Erja Tenhonen-Lightfoot. Photo: Johanna Hirvonen.

In 2002 Ms Tenhonen-Lightfoot founded Sanas, a company that offers conference interpreting services.

“A major part of our work consists of educating our customers and assembling teams of interpreters. When you're putting together an interpreter team for a customer, you must remember to explain that there are two kinds of simultaneous interpreting: the one-way interpreting used by international organisations and the two-way interpreting often used on the open market.”

Organisations such as the EU and the UN use the “matrix” scheme, where each booth outputs only one language, i.e. each interpreter basically interprets into their native language. But in the “cartwheel” scheme frequently used on the open market, each booth works in both directions.

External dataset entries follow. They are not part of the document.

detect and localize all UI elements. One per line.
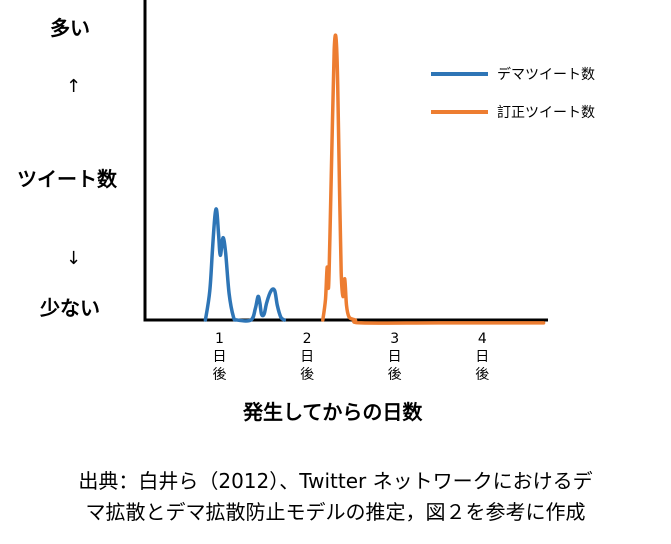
- legend-label-2: 訂正ツイート数: [497, 105, 595, 121]
- x-tick-label-1-line-3: 後: [212, 367, 226, 383]
- x-tick-label-3-line-2: 日: [388, 349, 402, 365]
- legend-label-1: デマツイート数: [497, 66, 595, 83]
- x-tick-label-3-line-1: 3: [390, 331, 399, 347]
- caption-line-2: マ拡散とデマ拡散防止モデルの推定，図２を参考に作成: [85, 500, 586, 524]
- x-tick-label-3-line-3: 後: [388, 367, 402, 383]
- caption-line-1: 出典：白井ら（2012）、Twitter ネットワークにおけるデ: [78, 469, 593, 493]
- x-tick-label-2-line-2: 日: [300, 349, 314, 365]
- x-tick-label-4-line-3: 後: [475, 367, 489, 383]
- y-bottom-label: 少ない: [40, 296, 100, 320]
- source-caption: 出典：白井ら（2012）、Twitter ネットワークにおけるデ マ拡散とデマ拡…: [0, 466, 671, 528]
- x-tick-label-4-line-1: 4: [478, 331, 487, 347]
- down-arrow: ↓: [66, 248, 82, 269]
- up-arrow: ↑: [66, 76, 82, 97]
- x-tick-label-2-line-1: 2: [303, 331, 312, 347]
- x-tick-label-1-line-2: 日: [212, 349, 226, 365]
- series-line-1: [203, 207, 287, 323]
- y-axis-title: ツイート数: [17, 167, 117, 191]
- x-tick-label-4-line-2: 日: [475, 349, 489, 365]
- y-top-label: 多い: [50, 16, 90, 40]
- series-line-2: [321, 33, 546, 325]
- axes: [143, 0, 548, 322]
- x-axis-title: 発生してからの日数: [243, 400, 423, 424]
- x-tick-label-2-line-3: 後: [300, 367, 314, 383]
- x-tick-label-1-line-1: 1: [215, 331, 224, 347]
- series-layer: [203, 33, 546, 325]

“The advantages of the model used by international organisations are the minimisation of intermediary languages and also the fact that the absence due to illness of a single interpreter does not affect the rest of the interpreting system. However, the “cartwheel” scheme needs fewer interpreters and thus is cheaper, but it is significantly more fragile because all the booths affect one another. Moreover, it maximises relay interpreting over another language. Whenever I'm putting together an interpreting team like this, I have to draw a diagram for myself. This is what is known as the higher mathematics of interpreting.”

The need to staff each interpreting booth with more than one interpreter comes from the professional ethics of interpreting, according to which you may not interpret between two foreign languages, or over two relay languages.

“Almost no one can interpret between two foreign languages, and each relay language compounds the risk of misinterpreting. Of course, if it's an emergency and you can save somebody's life by interpreting between two foreign languages, that's different. But the basic rule is that one of the languages must always be the interpreter's native language.”